North Korea has been testing nuclear weapons and ballistic missiles at an unprecedented rate this year under Kim's direction, including the launch of a satellite in February that was widely seen as a test of long-range ballistic missile technology.

The North's Rodong Sinmun newspaper carried photographs of Kim on a podium overlooking the vertical test stand that housed a rocket engine which blasted a column of flame.

A spokesman for South Korea's military, Jeon Ha-gyu, said it was likely to have been a test for a new engine that can be used for a long-range missile.
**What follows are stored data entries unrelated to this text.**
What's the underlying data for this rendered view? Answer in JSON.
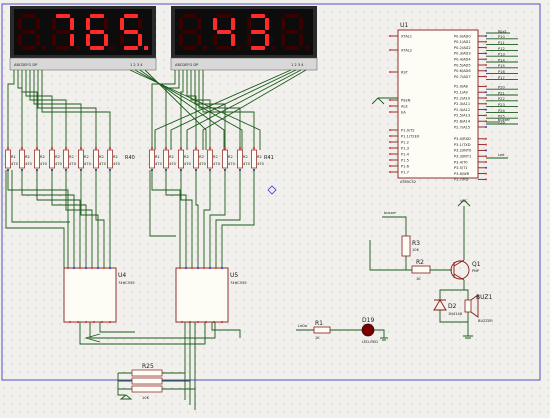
{
  "display1": {
    "digits": [
      "8",
      "7",
      "6",
      "5"
    ],
    "pins_label": "ABCDEFG  DP",
    "com_label": "1 2 3 4"
  },
  "display2": {
    "digits": [
      "8",
      "4",
      "3",
      "8"
    ],
    "pins_label": "ABCDEFG  DP",
    "com_label": "1 2 3 4"
  },
  "resistor_bank1": {
    "labels": [
      "R1",
      "R2",
      "R2",
      "R2",
      "R2",
      "R2",
      "R2",
      "R2",
      "R40"
    ],
    "value": "470"
  },
  "resistor_bank2": {
    "labels": [
      "R1",
      "R2",
      "R2",
      "R2",
      "R2",
      "R2",
      "R2",
      "R2",
      "R41"
    ],
    "value": "470"
  },
  "u4": {
    "ref": "U4",
    "part": "74HC595"
  },
  "u5": {
    "ref": "U5",
    "part": "74HC595"
  },
  "u1": {
    "ref": "U1",
    "part": "AT89C52",
    "left_pins": [
      "XTAL1",
      "XTAL2",
      "RST",
      "PSEN",
      "ALE",
      "EA",
      "P1.0/T2",
      "P1.1/T2EX",
      "P1.2",
      "P1.3",
      "P1.4",
      "P1.5",
      "P1.6",
      "P1.7"
    ],
    "right_pins": [
      "P0.0/AD0",
      "P0.1/AD1",
      "P0.2/AD2",
      "P0.3/AD3",
      "P0.4/AD4",
      "P0.5/AD5",
      "P0.6/AD6",
      "P0.7/AD7",
      "P2.0/A8",
      "P2.1/A9",
      "P2.2/A10",
      "P2.3/A11",
      "P2.4/A12",
      "P2.5/A13",
      "P2.6/A14",
      "P2.7/A15",
      "P3.0/RXD",
      "P3.1/TXD",
      "P3.2/INT0",
      "P3.3/INT1",
      "P3.4/T0",
      "P3.5/T1",
      "P3.6/WR",
      "P3.7/RD"
    ],
    "net_labels": [
      "Keys",
      "P10",
      "P11",
      "P12",
      "P13",
      "P14",
      "P15",
      "P16",
      "P17",
      "P20",
      "P21",
      "P22",
      "P23",
      "P24",
      "P25",
      "P26"
    ],
    "buzzer_label": "buzzer",
    "led_label": "Led"
  },
  "buzzer_circuit": {
    "vcc": "VCC",
    "buzzer_net": "buzzer",
    "r3": "R3",
    "r3_val": "10K",
    "r2": "R2",
    "r2_val": "1K",
    "q1": "Q1",
    "q1_type": "PNP",
    "d2": "D2",
    "d2_type": "1N4148",
    "buz": "BUZ1",
    "buz_type": "BUZZER"
  },
  "led_circuit": {
    "net": "LeDa",
    "r1": "R1",
    "r1_val": "1K",
    "d19": "D19",
    "d19_type": "LED-RED"
  },
  "r25": {
    "ref": "R25",
    "labels": [
      "R25",
      "R26",
      "R27"
    ],
    "value": "10K"
  },
  "colors": {
    "background": "#f1f0ec",
    "wire": "#1a5a1a",
    "component": "#8a1818",
    "segment_on": "#ff2a2a",
    "frame": "#4040c0"
  }
}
A satellite image dated Sept. 17 provided to Reuters by 38 North, a Washington-based website devoted to analysis of North Korea, showed preparations for an engine test, including a heavy crane over the vertical engine test stand and a shelter that would house the rocket engine.

"This test is another important development pointing to the first launch of a bigger, better space vehicle to place satellites in higher orbits, which could happen in the not too distant future," said Joel Wit, founder of the 38 North website.

North Korea claimed after its nuclear test this month that it had mastered the ability to mount a warhead on a ballistic missile, a worrying prospect for neighbors South Korea and Japan. Developing an effective intercontinental ballistic missile (ICBM) would put the continental United States in range of the North's nuclear weapons.

Joshua Pollack, editor of the US-based Nonproliferation Review, said North Korean media's description of a rocket engine with 80 tonnes of thrust would make it "a very powerful rocket, well beyond anything the North Koreans have shown the world before."

The test, Pollack said, may be the result of cooperation with Iran.

north korea

The US Treasury said in a January announcement of sanctions on people involved in Iran's missile program that Iranian technicians had in recent years "traveled to North Korea to work on an 80-ton rocket booster being developed by the North Korean government."

Chinese Foreign Ministry spokesman Lu Kang was asked at a regular briefing on Tuesday whether China considered the test part of a peaceful space program or a violation of sanctions.

"Regarding North Korea's ballistic missile launch activities, at present the Security Council has explicit stipulations. So we hope all parties can honor the relevant U.N. resolutions," Lu said.

China is North Korea's main ally but has supported U.N. sanctions against its nuclear and missile programs.

North Korea earlier this month fired three missiles that flew about 1,000 km (600 miles) each and in August tested a submarine-launched ballistic missile (SLBM) that international experts said showed considerable progress.

It also launched an intermediate-range missile in June that experts said marked a technological advance for the isolated state after several test failures.

"Kim Jong Un ... visited the Sohae Space Center to guide the ground jet test of a new type high-power engine of a carrier rocket for the geo-stationary satellite," KCNA said on Tuesday.

The Sohae center is the North's newly upgraded rocket station where the February satellite launch and other rocket tests have been conducted.